L’amitié au bord de l’amour
Vingt-cinq ans après La Conversation amoureuse, Alice Ferney revient avec ce qu’elle nomme « une conversation amicale », comme un écho inversé au premier volet. le pari est audacieux : sonder l’espace fragile où amitié et amour se confondent, où les élans se ressemblent tant qu’on ne sait plus s’ils conduisent au désir ou à une fidélité désincarnée.
« Entre eux, la complicité fut immédiate, l’aisance spontanée, l’éclat de rire franc. L’amitié aussi a ses coups de foudre, ses apparitions, ses révélations. »
Le miroir fragile de l’intime
Cyril et Marianne. Un homme libre, séducteur, en quête d’horizons. Une femme mariée, mère, qui trouve dans cette relation un souffle que la vie conjugale n’offre plus. Ensemble, ils inventent un territoire singulier : une passion sans corps, une fidélité sans serment.
Tout, pourtant, ressemble à l’amour : l’exclusivité, la dépendance aux mots de l’autre. Alice Ferney explore avec minutie cette zone grise où l’amitié s’éprouve comme en amour, avec ses fulgurances, ses attentes, ses blessures.

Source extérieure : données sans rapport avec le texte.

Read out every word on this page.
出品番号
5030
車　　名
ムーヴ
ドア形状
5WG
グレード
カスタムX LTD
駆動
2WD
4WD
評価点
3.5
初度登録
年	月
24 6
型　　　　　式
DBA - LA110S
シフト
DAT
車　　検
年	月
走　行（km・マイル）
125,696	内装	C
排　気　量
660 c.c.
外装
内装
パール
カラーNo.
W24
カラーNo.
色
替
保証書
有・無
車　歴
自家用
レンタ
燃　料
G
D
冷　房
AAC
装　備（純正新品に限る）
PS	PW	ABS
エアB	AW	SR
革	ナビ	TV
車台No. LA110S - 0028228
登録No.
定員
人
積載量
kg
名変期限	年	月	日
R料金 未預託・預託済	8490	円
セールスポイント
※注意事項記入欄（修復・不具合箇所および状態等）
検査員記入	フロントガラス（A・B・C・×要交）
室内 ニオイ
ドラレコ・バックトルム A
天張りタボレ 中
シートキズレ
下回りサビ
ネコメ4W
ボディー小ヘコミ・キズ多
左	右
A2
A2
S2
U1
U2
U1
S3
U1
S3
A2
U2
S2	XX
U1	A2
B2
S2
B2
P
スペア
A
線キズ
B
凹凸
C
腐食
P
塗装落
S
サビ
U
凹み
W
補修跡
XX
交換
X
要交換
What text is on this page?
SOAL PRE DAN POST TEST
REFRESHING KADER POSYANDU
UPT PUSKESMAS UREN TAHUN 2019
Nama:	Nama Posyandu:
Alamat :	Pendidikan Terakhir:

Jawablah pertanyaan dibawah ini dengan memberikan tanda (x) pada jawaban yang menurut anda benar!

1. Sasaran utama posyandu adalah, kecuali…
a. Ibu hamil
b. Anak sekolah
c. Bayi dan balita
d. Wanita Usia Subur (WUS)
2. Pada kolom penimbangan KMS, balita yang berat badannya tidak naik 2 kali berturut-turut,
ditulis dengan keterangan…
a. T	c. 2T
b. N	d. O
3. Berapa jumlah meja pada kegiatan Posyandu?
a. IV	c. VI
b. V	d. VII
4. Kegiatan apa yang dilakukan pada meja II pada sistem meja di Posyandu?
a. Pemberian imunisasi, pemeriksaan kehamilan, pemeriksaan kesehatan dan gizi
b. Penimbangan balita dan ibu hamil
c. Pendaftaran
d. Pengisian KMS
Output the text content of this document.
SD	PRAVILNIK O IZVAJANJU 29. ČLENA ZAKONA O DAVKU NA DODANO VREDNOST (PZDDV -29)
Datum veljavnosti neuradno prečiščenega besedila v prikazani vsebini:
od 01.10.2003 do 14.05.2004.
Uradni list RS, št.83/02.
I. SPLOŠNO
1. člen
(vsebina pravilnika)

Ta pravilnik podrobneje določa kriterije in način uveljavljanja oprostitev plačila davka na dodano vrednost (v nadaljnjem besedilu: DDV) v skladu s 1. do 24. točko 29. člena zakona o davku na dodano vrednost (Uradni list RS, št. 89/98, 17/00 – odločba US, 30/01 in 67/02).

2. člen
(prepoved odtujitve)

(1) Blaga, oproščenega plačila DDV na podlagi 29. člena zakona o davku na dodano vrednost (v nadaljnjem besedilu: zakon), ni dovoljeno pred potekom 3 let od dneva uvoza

« La discussion quotidienne nouait une affection et une familiarité. Chacun devint pour l’autre une habitude, un besoin, la source d’une complicité que l’on attend de plus en plus à force de la trouver. »
Le vertige du dialogue
Le roman avance par fragments : quarante chapitres, quarante éclats de conversations qui disent tout à la fois la légèreté et le piège de ce lien fusionnel. Chaque échange dévoile une faille, une contradiction, un désir inavoué.
L’expérience est fascinante, troublante mais c’est aussi une limite du livre : cette proximité constante peut donner parfois au lecteur l’impression de tourner en rond dans l’intimité d’autrui.
« L’amitié, pensait Marianne, est une résistance, une relation qui s’affirme contre les exclusivités amoureuses et les clichés sur la séduction entre hommes et femmes. L’amitié fait moins de concessions que l’amour, elle n’a pas à accepter la trahison, la manipulation, elle est plus libre. »
Une écriture à hauteur d’âme
Alice Ferney excelle dans cette observation empathique qui fait sa marque : une écriture claire, faussement simple, qui dit les émotions sans pathos, avec justesse et nuance. Elle nous invite à nous demander ce que nous aurions fait, dit, choisi.
Les dernières pages, surprenantes et poignantes, rappellent que toute relation, qu’elle s’appelle amitié ou amour, est traversée d’attentes, de décisions et de solitudes.
« Exprimer est réconfortant, exposer la vérité satisfaisant même quand elle est tranchante. »
Roman subtil et d’une grande acuité psychologique, Comme en amour nous place devant une évidence : les frontières que nous traçons entre amour et amitié sont fragiles, mouvantes, poreuses. À chacun de décider de quel côté il se tient ou d’accepter de rester dans l’entre-deux, là où les sentiments se brouillent, mais vivent avec intensité.
Amour ? Amitié ? Solitude…
Comme en amour est paru aux éditions Actes Sud.